Il settore delle sigarette elettroniche è un ambito nuovo, nel quale tanti italiani hanno investito i propri risparmi. Molte aziende produttrici hanno fatto il proprio investimento in pubblicità in maniera funzionale ai nuovi punti ventita di e-cig, che stavano gradualmente aprendo in tutte le grandi città.
Dopo il boom iniziale, questo settore oggi è in crisi. La causa? Un decreto che ha annunciato una tassazione sui prodotti venduti dai singoli punti vendita. I produttori ed i rivenditori affermano di aver subito già un calo del 50%.
La tassazione sulle sigarette elettroniche e sugli accessori ha portato uno stop negli investimenti.
Nel provvedimento legislativo si è previsto di tassare le e-cigs allo scopo di rimandare l'aumento dell'IVA.

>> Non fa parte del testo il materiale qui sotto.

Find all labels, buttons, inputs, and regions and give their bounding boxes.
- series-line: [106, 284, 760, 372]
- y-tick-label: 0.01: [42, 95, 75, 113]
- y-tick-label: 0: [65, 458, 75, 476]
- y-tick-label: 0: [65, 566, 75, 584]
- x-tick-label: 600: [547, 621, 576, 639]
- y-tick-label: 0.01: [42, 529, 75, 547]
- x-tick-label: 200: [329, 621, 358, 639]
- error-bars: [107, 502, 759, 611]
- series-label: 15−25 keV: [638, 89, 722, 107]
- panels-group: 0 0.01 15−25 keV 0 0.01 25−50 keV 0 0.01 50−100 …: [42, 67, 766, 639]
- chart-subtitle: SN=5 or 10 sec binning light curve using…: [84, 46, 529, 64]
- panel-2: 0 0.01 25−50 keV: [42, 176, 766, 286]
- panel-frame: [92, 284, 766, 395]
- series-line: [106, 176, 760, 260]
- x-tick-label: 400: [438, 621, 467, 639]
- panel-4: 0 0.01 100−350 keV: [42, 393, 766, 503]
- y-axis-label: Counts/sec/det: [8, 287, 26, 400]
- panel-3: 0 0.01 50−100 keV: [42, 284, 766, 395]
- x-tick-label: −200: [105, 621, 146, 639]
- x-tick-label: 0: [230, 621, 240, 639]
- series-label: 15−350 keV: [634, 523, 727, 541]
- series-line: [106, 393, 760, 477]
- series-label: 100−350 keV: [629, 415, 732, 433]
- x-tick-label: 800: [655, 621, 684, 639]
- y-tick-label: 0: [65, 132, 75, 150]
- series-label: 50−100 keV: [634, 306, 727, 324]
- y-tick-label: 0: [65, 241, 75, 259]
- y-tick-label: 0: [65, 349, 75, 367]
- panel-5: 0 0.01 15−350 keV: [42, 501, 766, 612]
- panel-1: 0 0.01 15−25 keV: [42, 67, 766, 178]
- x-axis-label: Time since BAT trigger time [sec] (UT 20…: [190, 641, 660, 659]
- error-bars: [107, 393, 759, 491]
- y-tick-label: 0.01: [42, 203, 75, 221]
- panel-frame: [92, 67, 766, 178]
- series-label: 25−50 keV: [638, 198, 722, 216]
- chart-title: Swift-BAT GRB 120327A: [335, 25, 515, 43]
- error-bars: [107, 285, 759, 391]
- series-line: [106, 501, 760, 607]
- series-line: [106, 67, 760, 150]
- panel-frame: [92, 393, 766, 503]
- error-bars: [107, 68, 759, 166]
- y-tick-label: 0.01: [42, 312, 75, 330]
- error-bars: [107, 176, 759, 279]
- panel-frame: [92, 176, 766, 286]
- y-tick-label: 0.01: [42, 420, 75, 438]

La maggior parte dei negozi chiuderanno, aumenteranno di conseguenza i disoccupati, circa 1000/1500 persone torneranno nella lista. Nel settore dell'editoria ci saranno altre ripercussioni. Diversi marchi hanno investito milioni di euro sui media nazionali, i rivenditori circa un milione su quelli locali.
Le sigarette elettroniche sono state equiparate a quelle tradizionali pur non essendo simili nelle caratteristiche, non contenendo la nicotina.
Massimiliano Mancini, presidente di Anafe, Associazione nazionale fumo elettronico, ha scritto una lettera aperta al ministro dell'Economia, Saccomanni. "E' con notevole stupore - riporta il messaggio - che leggiamo sulla stampa della possibilità che si possa anticipare l'entrata in vigore della tassazione al 58,5% (oltre al 21% Iva) sulle sigarette elettroniche, con l'obiettivo di trovare ulteriori fondi per la copertura della seconda rata Imu.
In sintesi si vuole anticipare la data dell'omicidio premeditato di un intero settore, che negli ultimi sei mesi ha visto un crollo del fatturato del 70% a causa del terrorismo mediatico rinfocolato da alcune lobby interessate a distruggere ogni tipo di novità".